Ils approchaient du parvis du palais.

Comment Nolie pouvait-elle rester si sereine ? Suren ne le comprenait pas.

Ou bien le paraissait-elle seulement ? Il lui semblait impossible qu'elle conservât son calme alors que son cœur surexcité menaçait de bondir hors de sa poitrine.

— Pranelle, soupira un garde qui veillait le portail d'entrée du bâtiment. Vous savez que nous avons l'ordre de vous tenir à l'écart du palais.

Son ancienne gouvernante était connue du corps armée, bien que cette sentinelle ignorât son réel prénom. Celui qu'elle réservait aux Wabans... mais s'ils le connaissaient, la reine l'aurait déjà fait exécuter.

— Elle est avec moi, soufflai-je.

Le garde lorgna le jeune itaki d'un regard usé, probablement las de repousser les badauds et curieux qui espéraient pénétrer dans le palais pour des raisons aussi abracadabrantes que stupides. Sen n'attendit pas qu'il le repoussât sans manière et fit tinter le saxum qui ornait son tour de cou. En un simple claquement d'ongle sur le cristal, sa chevelure reprit sa couleur royale à l'argent vénéré.

Les gardes frissonnèrent. Leurs regards s'exorbitèrent, tandis que leur mâchoire semblaient incapables d'articuler des paroles compréhensibles.

— Prince Suren ! clama l'un d'eux après des secondes d'effort.

D'un bond, il pivota vers son collègue :

— Cours prévenir le général et Sa Majesté ! Mon prince. Permettez-moi de vous escorter jusqu'à la salle du trône !

Dans un soupir, Suren s'élança, sa main invitant Nolie et le garde à le suivre. Quoi qu'il en pensât ou désirât, ce soldat ne resterait pas tranquillement à son poste même si son prince refusait son escorte. Obéir à la famille royale était son devoir, mais protéger le prince prévalait sur leurs ordres.

Au fil des corridors d'albâtres et d'ors, son collègue semblait crier le retour du prince chéri à chaque servante ou noble qu'il croisait durant sa course. L'espoir de saluer ses parents d'un coup de vent et de retrouver son oreille attentive au palais se tarissait.
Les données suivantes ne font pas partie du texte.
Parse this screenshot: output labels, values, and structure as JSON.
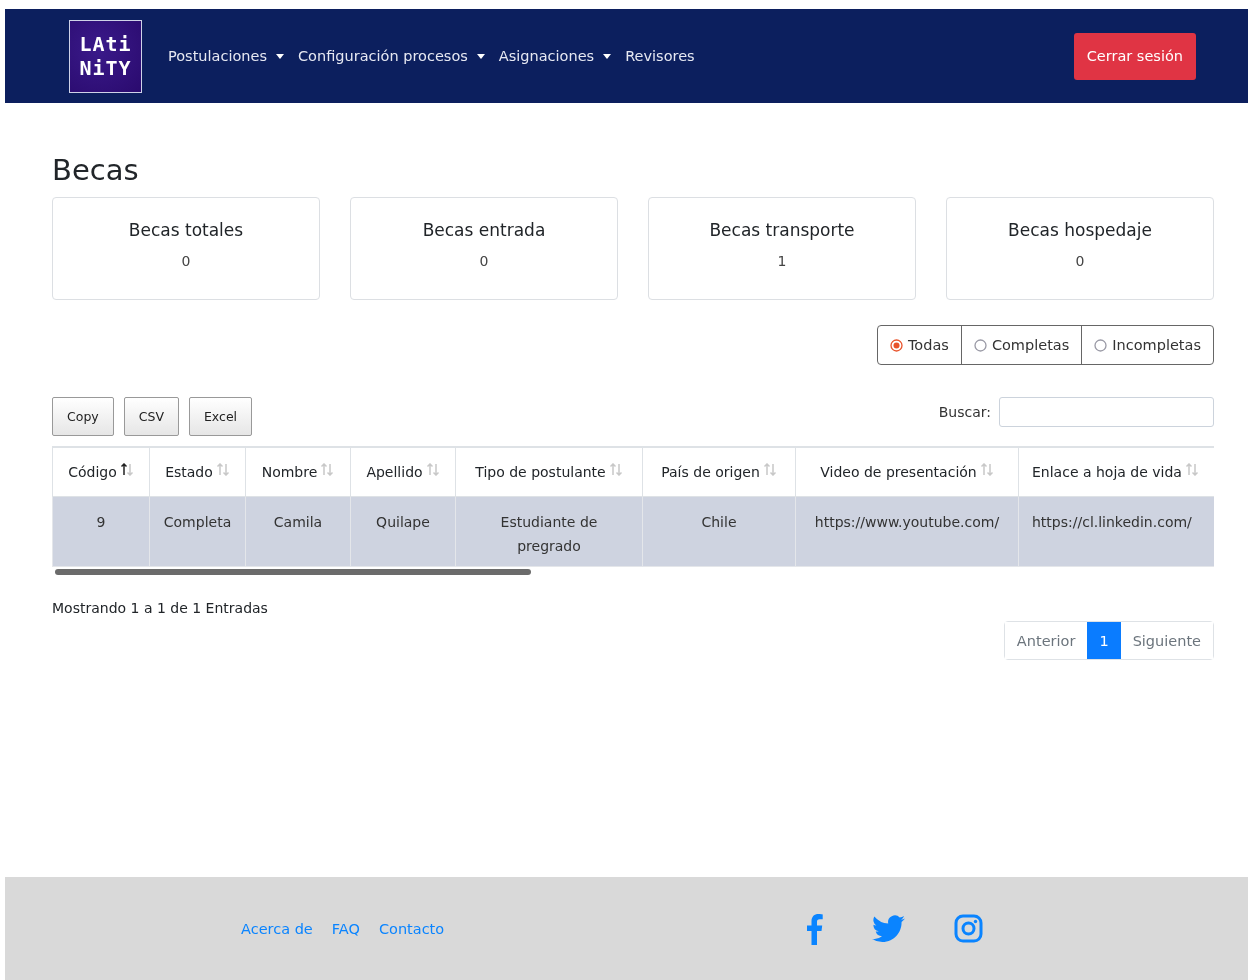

Suren n'en fut que plus convaincu alors qu'à peine son pied effleura le carrelage marbré de ses appartements, sa mère déboula. Dans un cri empli de soulagement, relevé de reniflements pour chasser ses larmes, elle l'étreignit avec force.

— Bonjour, mère, lâcha-t-il dans un sourire de façade.
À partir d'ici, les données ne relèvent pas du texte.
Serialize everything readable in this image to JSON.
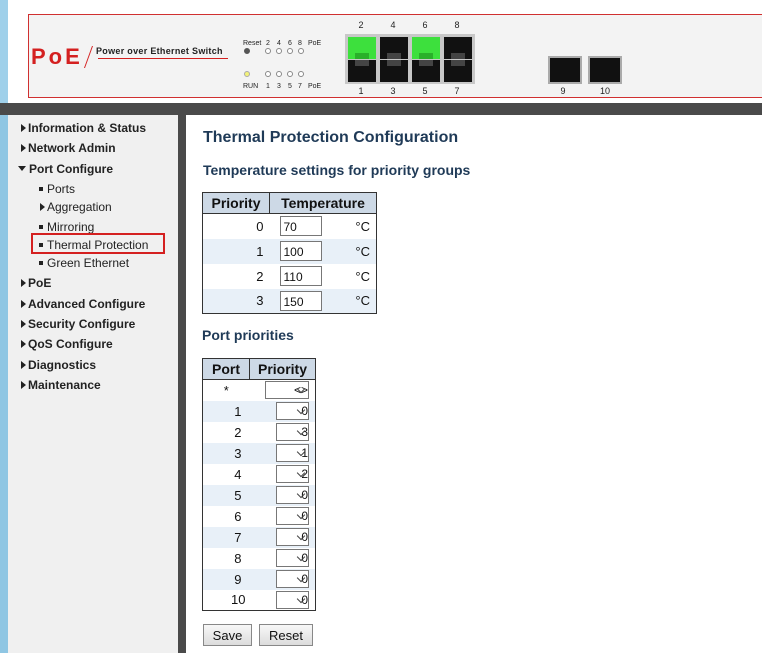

Il l'aimait. La revoir le comblait, mais son cœur gardait une touche glaciale au souvenir de ses dernières découvertes. L'état lamentable du royaume, sa possible affiliation avec une secte morbide...

Il hésitait à lui en toucher un mot.

Mais comment ?

Si le pire se trouvait vrai, quel sort lui réserverait-elle ?
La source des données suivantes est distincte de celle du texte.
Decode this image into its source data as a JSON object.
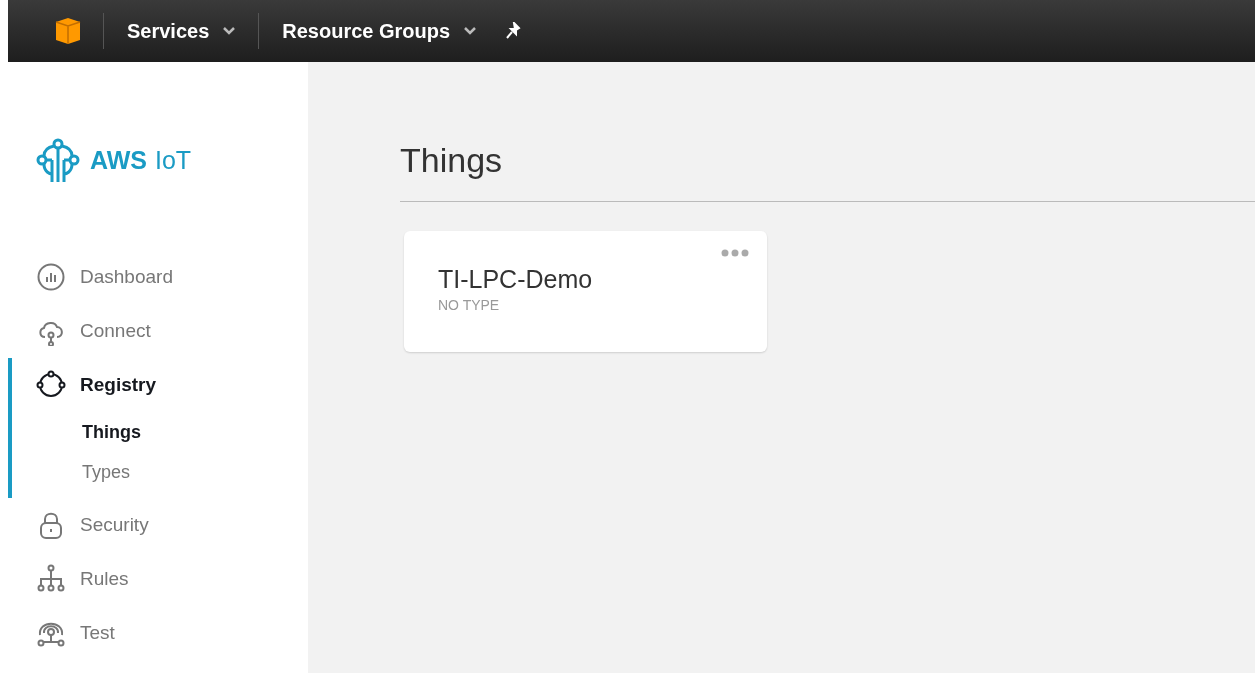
{
  "top_bar": {
    "menus": [
      {
        "label": "Services"
      },
      {
        "label": "Resource Groups"
      }
    ]
  },
  "sidebar": {
    "logo": {
      "bold": "AWS",
      "light": "IoT"
    },
    "items": [
      {
        "label": "Dashboard",
        "selected": false
      },
      {
        "label": "Connect",
        "selected": false
      },
      {
        "label": "Registry",
        "selected": true,
        "expanded": true,
        "children": [
          {
            "label": "Things",
            "selected": true
          },
          {
            "label": "Types",
            "selected": false
          }
        ]
      },
      {
        "label": "Security",
        "selected": false
      },
      {
        "label": "Rules",
        "selected": false
      },
      {
        "label": "Test",
        "selected": false
      }
    ]
  },
  "main": {
    "title": "Things",
    "cards": [
      {
        "name": "TI-LPC-Demo",
        "type": "NO TYPE"
      }
    ]
  }
}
Elle ne me fera jamais de mal...

Mais si cette éventualité devenait vraie, elle risquerait de l'embarquer dans la folie meurtrière de cette secte de fous.

Je dois m'en tenir au plan et consulter la conseillère. Elle saura démêler le vrai du faux et rester discrète.

— Mon fils ! clama la reine qui coinça le visage du prince entre ses mains.

Elle ne laissa pas le temps à Suren de lui glisser un sourire, ses doigts aux ongles peints et son regard détaillant le corps de son adorable enfant.

— Qu'Imshe soit louée ! ajouta-t-elle. Tu n'as rien ! Mais où étais-tu par la déesse de lumière ?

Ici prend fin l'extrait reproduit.